Individuals with no coverage | Navigating Health Insurance Marketplace Options

In October 2018, the Trump Administration proposed an expansion to the current policy that determines whether certain immigrants would be considered a “public charge.” A public charge is a determination made by the Department of Homeland Security of whether an immigrant applying for admittance the US, renewal of certain visas, and/or permanent resident status would become primarily dependent on the government upon approval.

If the rule is finalized, immigrants subject to the public charge determination test may place their immigration status at elevated risk if using certain public benefits like Medicaid (CHIP beneficiaries and applicants are not included in the proposed rule). Public charge determinations affect individuals seeking admission to the U.S. or seeking to adjust status to lawful permanent residence (green card).

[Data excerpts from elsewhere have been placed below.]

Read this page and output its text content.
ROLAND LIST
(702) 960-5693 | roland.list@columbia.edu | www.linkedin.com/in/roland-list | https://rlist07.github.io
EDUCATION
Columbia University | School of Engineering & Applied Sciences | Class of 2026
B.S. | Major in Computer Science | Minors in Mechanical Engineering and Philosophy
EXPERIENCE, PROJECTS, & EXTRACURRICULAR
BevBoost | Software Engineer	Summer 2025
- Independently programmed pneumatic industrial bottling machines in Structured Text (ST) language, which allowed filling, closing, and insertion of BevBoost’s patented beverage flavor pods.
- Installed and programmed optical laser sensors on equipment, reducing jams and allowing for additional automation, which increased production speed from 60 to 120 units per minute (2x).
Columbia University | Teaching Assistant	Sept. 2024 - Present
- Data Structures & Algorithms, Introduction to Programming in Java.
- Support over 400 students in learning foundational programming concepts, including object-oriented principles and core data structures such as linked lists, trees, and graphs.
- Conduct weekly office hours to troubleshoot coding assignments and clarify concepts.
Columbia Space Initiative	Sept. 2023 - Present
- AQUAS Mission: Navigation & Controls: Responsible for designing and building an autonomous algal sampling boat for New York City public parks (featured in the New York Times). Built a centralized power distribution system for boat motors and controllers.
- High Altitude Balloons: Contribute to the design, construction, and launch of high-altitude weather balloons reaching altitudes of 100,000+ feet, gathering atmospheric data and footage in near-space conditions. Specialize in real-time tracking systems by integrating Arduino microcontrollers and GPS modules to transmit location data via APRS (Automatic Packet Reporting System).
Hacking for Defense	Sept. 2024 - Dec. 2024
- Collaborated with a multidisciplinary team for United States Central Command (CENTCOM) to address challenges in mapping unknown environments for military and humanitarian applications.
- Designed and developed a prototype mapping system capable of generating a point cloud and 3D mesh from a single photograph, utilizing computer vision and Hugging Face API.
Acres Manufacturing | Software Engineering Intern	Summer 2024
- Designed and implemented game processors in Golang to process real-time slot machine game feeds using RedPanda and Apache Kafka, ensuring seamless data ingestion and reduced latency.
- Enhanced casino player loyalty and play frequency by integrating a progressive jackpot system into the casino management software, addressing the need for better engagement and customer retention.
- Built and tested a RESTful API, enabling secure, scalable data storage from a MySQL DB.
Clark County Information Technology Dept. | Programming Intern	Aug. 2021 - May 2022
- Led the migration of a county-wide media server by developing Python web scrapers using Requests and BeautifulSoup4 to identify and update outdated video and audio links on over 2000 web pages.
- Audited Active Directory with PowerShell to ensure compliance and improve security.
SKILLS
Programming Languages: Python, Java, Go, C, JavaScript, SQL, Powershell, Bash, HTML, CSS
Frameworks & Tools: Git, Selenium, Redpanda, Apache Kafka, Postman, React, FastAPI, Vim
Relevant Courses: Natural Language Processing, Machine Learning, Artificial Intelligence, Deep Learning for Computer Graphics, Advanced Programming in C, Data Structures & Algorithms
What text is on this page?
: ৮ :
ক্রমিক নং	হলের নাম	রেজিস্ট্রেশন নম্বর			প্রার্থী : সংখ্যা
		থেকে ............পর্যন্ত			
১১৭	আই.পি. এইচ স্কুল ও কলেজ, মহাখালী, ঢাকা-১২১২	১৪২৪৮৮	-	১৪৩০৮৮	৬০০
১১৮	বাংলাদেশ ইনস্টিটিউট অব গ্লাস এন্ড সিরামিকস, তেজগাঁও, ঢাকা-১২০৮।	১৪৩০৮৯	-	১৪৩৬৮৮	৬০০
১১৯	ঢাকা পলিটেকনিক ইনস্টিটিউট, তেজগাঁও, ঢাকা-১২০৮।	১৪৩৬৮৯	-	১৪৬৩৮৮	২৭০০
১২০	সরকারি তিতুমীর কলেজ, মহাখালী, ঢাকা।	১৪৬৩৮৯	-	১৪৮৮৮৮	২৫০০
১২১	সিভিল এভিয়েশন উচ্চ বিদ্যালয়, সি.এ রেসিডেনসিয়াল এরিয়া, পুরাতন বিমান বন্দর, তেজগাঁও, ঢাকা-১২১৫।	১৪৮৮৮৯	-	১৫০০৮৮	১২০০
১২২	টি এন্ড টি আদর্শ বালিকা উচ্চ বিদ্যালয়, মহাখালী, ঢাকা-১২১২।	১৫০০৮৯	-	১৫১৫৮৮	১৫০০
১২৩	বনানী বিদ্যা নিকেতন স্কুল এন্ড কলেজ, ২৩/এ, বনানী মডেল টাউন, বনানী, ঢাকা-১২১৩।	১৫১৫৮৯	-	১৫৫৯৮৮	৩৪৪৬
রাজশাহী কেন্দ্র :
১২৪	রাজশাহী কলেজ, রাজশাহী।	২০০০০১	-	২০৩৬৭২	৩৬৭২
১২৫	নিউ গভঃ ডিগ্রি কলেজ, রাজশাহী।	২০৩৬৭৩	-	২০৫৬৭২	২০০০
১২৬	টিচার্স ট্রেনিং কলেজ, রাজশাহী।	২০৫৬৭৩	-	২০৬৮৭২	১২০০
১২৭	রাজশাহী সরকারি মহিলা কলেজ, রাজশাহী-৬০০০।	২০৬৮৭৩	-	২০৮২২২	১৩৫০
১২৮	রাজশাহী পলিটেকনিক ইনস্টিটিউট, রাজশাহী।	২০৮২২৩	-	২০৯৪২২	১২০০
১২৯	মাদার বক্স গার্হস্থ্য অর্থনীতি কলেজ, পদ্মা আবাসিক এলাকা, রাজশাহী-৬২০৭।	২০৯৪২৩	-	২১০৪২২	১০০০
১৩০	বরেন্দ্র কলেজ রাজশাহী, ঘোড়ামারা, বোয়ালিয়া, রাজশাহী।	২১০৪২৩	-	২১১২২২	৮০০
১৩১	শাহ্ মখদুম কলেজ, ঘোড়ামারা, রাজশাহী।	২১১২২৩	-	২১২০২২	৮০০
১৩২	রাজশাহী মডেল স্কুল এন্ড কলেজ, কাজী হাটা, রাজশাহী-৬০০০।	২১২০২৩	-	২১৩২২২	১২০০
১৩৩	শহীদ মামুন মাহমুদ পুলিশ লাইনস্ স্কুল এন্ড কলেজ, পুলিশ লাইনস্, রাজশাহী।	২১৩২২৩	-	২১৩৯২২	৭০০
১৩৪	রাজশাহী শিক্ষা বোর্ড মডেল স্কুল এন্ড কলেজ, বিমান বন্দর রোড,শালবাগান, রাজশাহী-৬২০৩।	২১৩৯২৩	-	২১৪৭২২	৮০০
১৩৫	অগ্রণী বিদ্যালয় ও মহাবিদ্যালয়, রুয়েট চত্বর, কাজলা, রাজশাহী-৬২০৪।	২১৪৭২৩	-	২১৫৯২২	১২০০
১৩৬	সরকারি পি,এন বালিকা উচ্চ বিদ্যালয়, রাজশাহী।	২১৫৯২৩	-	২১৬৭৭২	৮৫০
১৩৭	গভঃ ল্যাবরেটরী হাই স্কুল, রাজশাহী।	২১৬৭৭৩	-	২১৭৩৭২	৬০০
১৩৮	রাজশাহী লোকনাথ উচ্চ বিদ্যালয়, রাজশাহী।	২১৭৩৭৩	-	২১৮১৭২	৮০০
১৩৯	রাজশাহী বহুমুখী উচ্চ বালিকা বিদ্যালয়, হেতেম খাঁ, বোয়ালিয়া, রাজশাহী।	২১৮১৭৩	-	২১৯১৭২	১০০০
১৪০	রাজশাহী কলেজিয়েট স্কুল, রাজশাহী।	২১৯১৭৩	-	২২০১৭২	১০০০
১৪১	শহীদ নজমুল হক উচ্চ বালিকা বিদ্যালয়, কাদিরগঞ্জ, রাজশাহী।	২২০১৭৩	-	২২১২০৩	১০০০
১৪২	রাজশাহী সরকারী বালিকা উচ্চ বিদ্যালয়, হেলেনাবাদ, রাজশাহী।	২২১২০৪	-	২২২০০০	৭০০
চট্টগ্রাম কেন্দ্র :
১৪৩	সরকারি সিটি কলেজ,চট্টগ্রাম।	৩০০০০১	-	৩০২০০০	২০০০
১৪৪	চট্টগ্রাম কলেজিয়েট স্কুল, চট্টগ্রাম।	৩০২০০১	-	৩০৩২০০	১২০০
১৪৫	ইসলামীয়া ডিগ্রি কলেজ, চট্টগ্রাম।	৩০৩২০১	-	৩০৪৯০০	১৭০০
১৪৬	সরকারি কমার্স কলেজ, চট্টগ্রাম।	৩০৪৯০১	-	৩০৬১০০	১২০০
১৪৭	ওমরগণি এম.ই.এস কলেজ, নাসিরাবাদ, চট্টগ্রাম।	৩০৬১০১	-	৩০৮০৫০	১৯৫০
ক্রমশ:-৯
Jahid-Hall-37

Under the current and proposed rules, application and enrollment in marketplace coverage and the application and use of premium tax credits and cost-sharing reductions are exempted from the public charge determination test, and undocumented immigrants are not affected due to ineligibility for the marketplace and Medicaid. The current and proposed rules do not take into account an immigrant’s citizen family members’ use of public benefits.

The proposed rule does not apply to immigrants going through the naturalization process or undocumented immigrants. Other immigrants who do not have a pathway to adjustment of status, like people with Temporary Protected Status (TPS), are also exempt. Further, many immigrants are exempt from a public charge determination (e.g. refugees and asylees are not subject to a public charge determination).

If the rule is finalized, you will have time to act before the rule goes into effect, and thus can still apply for and use public benefits including Medicaid in the interim. Under the draft proposal, benefits previously excluded from the public charge determination (such as Medicaid) will be considered only if those benefits are received after the final rule is published. For more information on the proposed rule and possible effects, please see these talking points from the National Immigration Law Center and this brief from the National Health Law Program.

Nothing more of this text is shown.